Entender su comportamiento, su parsimonia al hacer los recados, sus ganas de aislarse... Que la dejaran en paz, simplemente.
No, no lo entendían y lo único que les parecía adecuado era castigarla por su "egoísmo emocional" y su "mala respuesta hacia la familia".
Pues bien, no estaba dispuesta a aguantarlo ni un nanosegundo más.

El problema era que, en el arrebato de marcharse, no había pensado en coger más que su mochila con un bocata, agua y su móvil. Ni cargador ni dinero. Pues estaba lista. Todo le salía mal, incluso cuando tenía las ideas claras algo se torcía.
Frustrada, se encogió y su cubrió el rostro con los brazos hecha un ovillo.

Se mantuvo un rato en esa postura hasta que algo la sobresaltó. Una voz ronca a su derecha le habló. Se giró y se topó con la mirada vacía de un mendigo que había estado durmiendo en un rincón de la calle y del que ella no se había percatado. Era un hombre de mediana edad, desaliñado y con una botella de coñac entre sus manos:

-¿Qué estás haciendo tú sola en la calle a estas horas con el frío que hace?
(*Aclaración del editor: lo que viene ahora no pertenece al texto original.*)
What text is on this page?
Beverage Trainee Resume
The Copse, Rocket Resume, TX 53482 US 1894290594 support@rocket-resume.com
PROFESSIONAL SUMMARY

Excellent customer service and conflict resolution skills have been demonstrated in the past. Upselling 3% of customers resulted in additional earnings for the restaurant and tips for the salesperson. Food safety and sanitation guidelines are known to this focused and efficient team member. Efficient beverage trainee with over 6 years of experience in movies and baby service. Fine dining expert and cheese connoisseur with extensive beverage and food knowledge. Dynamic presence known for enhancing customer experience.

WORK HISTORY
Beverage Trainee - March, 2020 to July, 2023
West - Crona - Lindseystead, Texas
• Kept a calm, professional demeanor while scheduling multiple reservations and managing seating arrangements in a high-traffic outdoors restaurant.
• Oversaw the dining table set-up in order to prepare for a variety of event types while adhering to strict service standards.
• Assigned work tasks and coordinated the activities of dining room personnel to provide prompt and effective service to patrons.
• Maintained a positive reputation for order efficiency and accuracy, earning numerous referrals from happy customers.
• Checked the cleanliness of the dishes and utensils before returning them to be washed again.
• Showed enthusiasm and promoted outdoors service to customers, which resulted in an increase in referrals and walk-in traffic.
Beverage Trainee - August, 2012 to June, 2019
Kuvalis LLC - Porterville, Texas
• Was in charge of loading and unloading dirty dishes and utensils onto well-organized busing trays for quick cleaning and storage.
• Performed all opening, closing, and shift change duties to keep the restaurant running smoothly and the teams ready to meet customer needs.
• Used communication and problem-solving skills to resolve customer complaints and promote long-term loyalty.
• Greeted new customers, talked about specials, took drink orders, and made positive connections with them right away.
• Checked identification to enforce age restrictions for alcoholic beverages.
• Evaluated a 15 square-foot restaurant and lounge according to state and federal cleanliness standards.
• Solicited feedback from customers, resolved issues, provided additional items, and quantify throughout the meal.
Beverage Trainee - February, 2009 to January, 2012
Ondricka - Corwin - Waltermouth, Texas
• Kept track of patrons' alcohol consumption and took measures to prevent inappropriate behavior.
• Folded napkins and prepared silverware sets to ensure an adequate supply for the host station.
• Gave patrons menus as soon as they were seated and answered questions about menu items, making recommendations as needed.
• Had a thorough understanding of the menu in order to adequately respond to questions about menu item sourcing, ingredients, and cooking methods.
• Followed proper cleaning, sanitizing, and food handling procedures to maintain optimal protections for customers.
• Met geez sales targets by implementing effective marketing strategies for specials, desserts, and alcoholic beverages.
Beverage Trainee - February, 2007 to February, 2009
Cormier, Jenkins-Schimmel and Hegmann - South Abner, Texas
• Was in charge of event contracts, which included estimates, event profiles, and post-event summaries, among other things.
Ella titubeó un momento. Finalmente, dijo con voz segura:

-Me he escapado de casa.

-Ajam.

Estuvieron un rato en silencio. Entonces las tripas de ambos comenzaron a sonar casi al unísono. Ella sacó su bocata y le ofreció al mendigo la mitad. Lo cogió sin nisiquiera mirarla. La chica se dio cuenta de que la mochila estaba húmeda y descubrió que la botella del agua se había abierto completamente sin dejar ni una gota en el contenido.

-Mierda...

Tenía sed. Contempló al hombre dando grandes tragos a la botella llena de alcohol. Él no parecía darse cuenta de su problema y no le ofreció. Cuando hubieron terminado de comer el mendigo comenzó a hablar:

-Toda mi vida he estado solo, nunca nadie me ha ayudado ni ofrecido su compañía. Cuando era pequeño recuerdo que mis padres ni se molestaban en hablar conmigo...

Miró a la chica con ojos brillantes. Ella lo miró seria y luego fijó la vista en el coñac. En ese momento el hombre lo cogió y se lo tendió:

-¿Quieres beber?

Asintió y se llevó la botella a los labios. Tomó un pequeño trago que le incendió la garganta. Tosió levemente. Cuando se la devolvió él preguntó de nuevo:

-Seguro que te has ido porque tus padres tampoco te brindan su compañía, ¿a que sí?

Silencio.

Fijó sus ojos en los de ella, intensamente:

-Acaso...¿Tú también te sientes sola?

La muchacha notó como se le hinchaban los ojos y comenzaban a brotar lágrimas. Desvió la mirada de la suya y se levantó murmurando a medias una vana despedida. Cogió su mochila y salió corriendo. En la última mirada que hechó al indigente éste volvía a tomar un gran trago.

Con el aliento llameando y el pulso desorbitado se detuvo en la puerta de su casa. Cuando se relajó miró una de las ventanas y observó la silueta de su madre llamando por teléfono. Sus hombros bajaban y subían histéricos. Lloraba.

La chica suspiró. Estuvo un instante con la vista clavada en el suelo. Dudó.
Finalmente, llamó al timbre. Los grillos seguían cantando.